Carroll was so moved by Brooks's message that he called a meeting one spring with eight of the Seahawks' leading athletes who were told that attendance was mandatory and that the discussion in the meeting would change they way they would be coached, according to reporting by USA Today Sports. The subject of that meeting? "The Road to Character," and the way it could change the Seahawks.
In the meeting, Carroll homed in on the final pages of the book, in which Brooks outlines 15 points he calls “The Humility Code."
Particularly pertinent for Carroll and the Seahawks – point No. 4, in which Brooks writes that “humility is an awareness that your individual talents alone are inadequate to the tasks that have been assigned to you.”
“Let me say this,” Carroll told USA Today Sports, “it has affected my language in almost everything I tell them about leadership and serving each other.”
There's a reason Carroll turned to this book – and now. After coaching college football for years, where constant turnover of players meant a regular repurposing of speeches, Carroll found himself with the same core group of players for more than a few seasons when he began coaching professional football.

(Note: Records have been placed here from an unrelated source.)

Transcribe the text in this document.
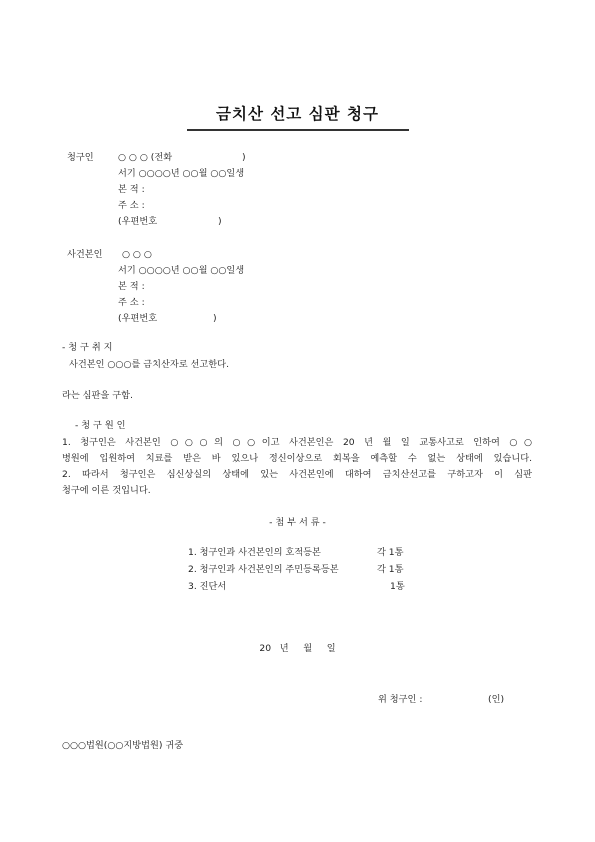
금치산 선고 심판 청구
청구인	○ ○ ○ (전화	)
서기 ○○○○년 ○○월 ○○일생
본 적 :
주 소 :
(우편번호	)
사건본인 ○ ○ ○
서기 ○○○○년 ○○월 ○○일생
본 적 :
주 소 :
(우편번호	)
- 청 구 취 지
사건본인 ○○○를 금치산자로 선고한다.
라는 심판을 구함.
- 청 구 원 인
1. 청구인은 사건본인 ○○○의 ○○이고 사건본인은 20 년 월 일 교통사고로 인하여 ○○
병원에 입원하여 치료를 받은 바 있으나 정신이상으로 회복을 예측할 수 없는 상태에 있습니다.
2. 따라서 청구인은 심신상실의 상태에 있는 사건본인에 대하여 금치산선고를 구하고자 이 심판
청구에 이른 것입니다.
- 첨 부 서 류 -
1. 청구인과 사건본인의 호적등본	각 1통
2. 청구인과 사건본인의 주민등록등본	각 1통
3. 진단서	1통
20   년     월     일
위 청구인 :	(인)
○○○법원(○○지방법원) 귀중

“These guys keep hearing the same [message] over and over. They can recite it in their sleep. You have to give them something else to go off, to re-buy in," receiver Doug Baldwin told SI.com what he told Carroll in May.
They needed a new message, one that could inspire players who had been with the team for years and had seen it all – wins, painful losses – and Carroll found it in a book.
“I thought it was an extraordinary understanding that he had that he could communicate really clearly in the book. I couldn’t wait to communicate it with our players because I saw our team, and the bulk of our guys, going through a young life in football, being challenged to develop a role on a winning football team, make it to the championship and win it and come back and do it again, with new contracts and Pro Bowls, and it was very much in line with the résumé side in his explanation," Carroll told Sports Illustrated.
Brooks's book may be one reason Carroll told ESPN earlier this year that the 2016 "almost feels like a rebirth."